Initially, the committee will assess the visions and goals contained in the documents listed below as they pertain to civil aviation in the United States.1
National Aeronautics and Space Administration (NASA), “Goals and Objectives for the Aerospace Technology Enterprise,” 1997 (revised 2001), available online at <www.aerospace.nasa.gov/goals/index.htm>
National Science and Technology Council, National Research and Development Plan for Aviation Safety, Security, Efficiency, and Environmental Compatibility, 1999, available online at <www.volpe.dot.gov/infosrc/strtplns/nstc/aviatrd/index.html>
Federal Transportation Advisory Group, Vision 2050: An Integrated Transportation System, 2001, available online at <http://scitech.dot.gov/polplan/vision2050/index.html>
The related white paper “Next Generation Air Transportation System,” Aerospace Transportation Advisory Group, 2001, available from the Aeronautics and Space Engineering Board
NASA, Aeronautics Blueprint, 2002, available online at <www.aerospace.nasa.gov/aero_blueprint/index.html>
The first document in the above list proposes key goals for national civil aeronautics research covering both near-and far-term applications, along with program initiatives intended to achieve those goals. The second report recommends a new national transportation vision, and the last three identify current constraints and recommend research and development investments to improve the air transportation system over the next 25 years, respectively.

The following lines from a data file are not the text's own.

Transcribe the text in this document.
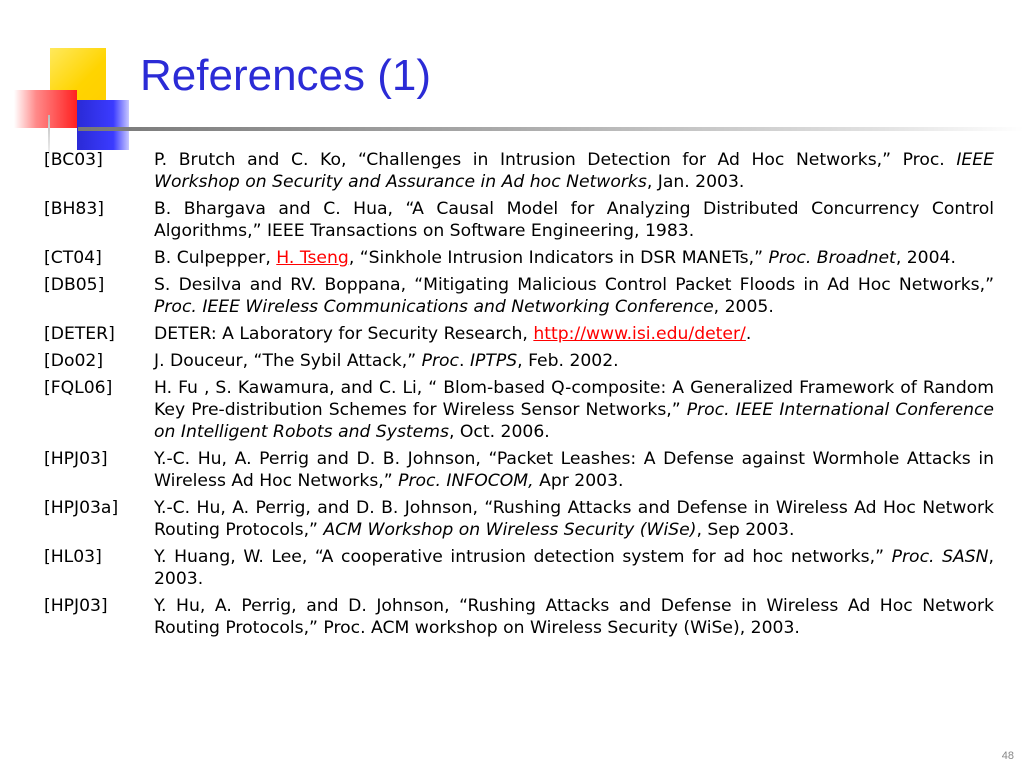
References (1)
[BC03]	P. Brutch and C. Ko, “Challenges in Intrusion Detection for Ad Hoc Networks,” Proc. IEEE Workshop on Security and Assurance in Ad hoc Networks, Jan. 2003.
[BH83]	B. Bhargava and C. Hua, “A Causal Model for Analyzing Distributed Concurrency Control Algorithms,” IEEE Transactions on Software Engineering, 1983.
[CT04]	B. Culpepper, H. Tseng, “Sinkhole Intrusion Indicators in DSR MANETs,” Proc. Broadnet, 2004.
[DB05]	S. Desilva and RV. Boppana, “Mitigating Malicious Control Packet Floods in Ad Hoc Networks,” Proc. IEEE Wireless Communications and Networking Conference, 2005.
[DETER]	DETER: A Laboratory for Security Research, http://www.isi.edu/deter/.
[Do02]	J. Douceur, “The Sybil Attack,” Proc. IPTPS, Feb. 2002.
[FQL06]	H. Fu , S. Kawamura, and C. Li, “ Blom-based Q-composite: A Generalized Framework of Random Key Pre-distribution Schemes for Wireless Sensor Networks,” Proc. IEEE International Conference on Intelligent Robots and Systems, Oct. 2006.
[HPJ03]	Y.-C. Hu, A. Perrig and D. B. Johnson, “Packet Leashes: A Defense against Wormhole Attacks in Wireless Ad Hoc Networks,” Proc. INFOCOM, Apr 2003.
[HPJ03a]	Y.-C. Hu, A. Perrig, and D. B. Johnson, “Rushing Attacks and Defense in Wireless Ad Hoc Network Routing Protocols,” ACM Workshop on Wireless Security (WiSe), Sep 2003.
[HL03]	Y. Huang, W. Lee, “A cooperative intrusion detection system for ad hoc networks,” Proc. SASN, 2003.
[HPJ03]	Y. Hu, A. Perrig, and D. Johnson, “Rushing Attacks and Defense in Wireless Ad Hoc Network Routing Protocols,” Proc. ACM workshop on Wireless Security (WiSe), 2003.
48
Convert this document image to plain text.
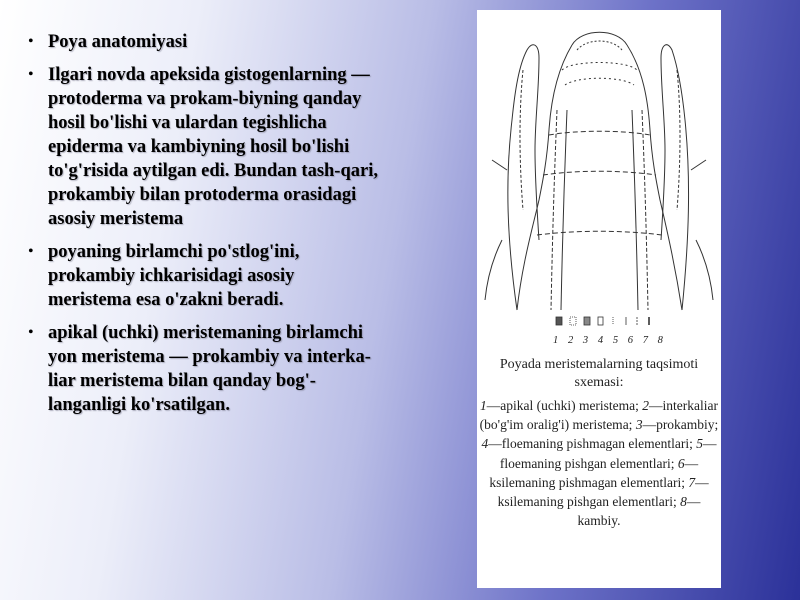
• Poya anatomiyasi
• Ilgari novda apeksida gistogenlarning — protoderma va prokam-biyning qanday hosil bo'lishi va ulardan tegishlicha epiderma va kambiyning hosil bo'lishi to'g'risida aytilgan edi. Bundan tash-qari, prokambiy bilan protoderma orasidagi asosiy meristema
• poyaning birlamchi po'stlog'ini, prokambiy ichkarisidagi asosiy meristema esa o'zakni beradi.
• apikal (uchki) meristemaning birlamchi yon meristema — prokambiy va interka-liar meristema bilan qanday bog'-langanligi ko'rsatilgan.
1 2 3 4 5 6 7 8
Poyada meristemalarning taqsimoti sxemasi:
1—apikal (uchki) meristema; 2—interkaliar (bo'g'im oralig'i) meristema; 3—prokambiy; 4—floemaning pishmagan elementlari; 5—floemaning pishgan elementlari; 6—ksilemaning pishmagan elementlari; 7—ksilemaning pishgan elementlari; 8—kambiy.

The committee’s assessment will identify compatibilities and incompatibilities among the visions and goals described in the above documents. The committee will also hold a workshop to solicit inputs from the aeronautics community regarding the extent to which advanced technology will be able to achieve future goals and visions in the next 25 to 50 years. The committee’s assessment will also consider how advanced technology can help civil aviation succeed in the new threat and heightened security environment that exists in the aftermath of the attacks of September 11, 2001. The committee will refrain from creating a new vision.
Phase 1 will result in two reports. The first report will contain the presentations of the workshop (with no findings or recommendations). The workshop participants will be asked to provide electronic copies of their presentations, and the workshop report may be disseminated in the form of a CD-ROM computer disk. No later than August 2002, the committee will also issue a letter report summarizing its assessment of future goals and visions for national civil aviation. This report was requested by the White House Office of Science and Technology Policy.
Phase 2 will assess technology goals for 2050. Specific tasks are as follows:
Identify the extent to which expected advances in key technologies could achieve the aviation vision in 2025 and 2050.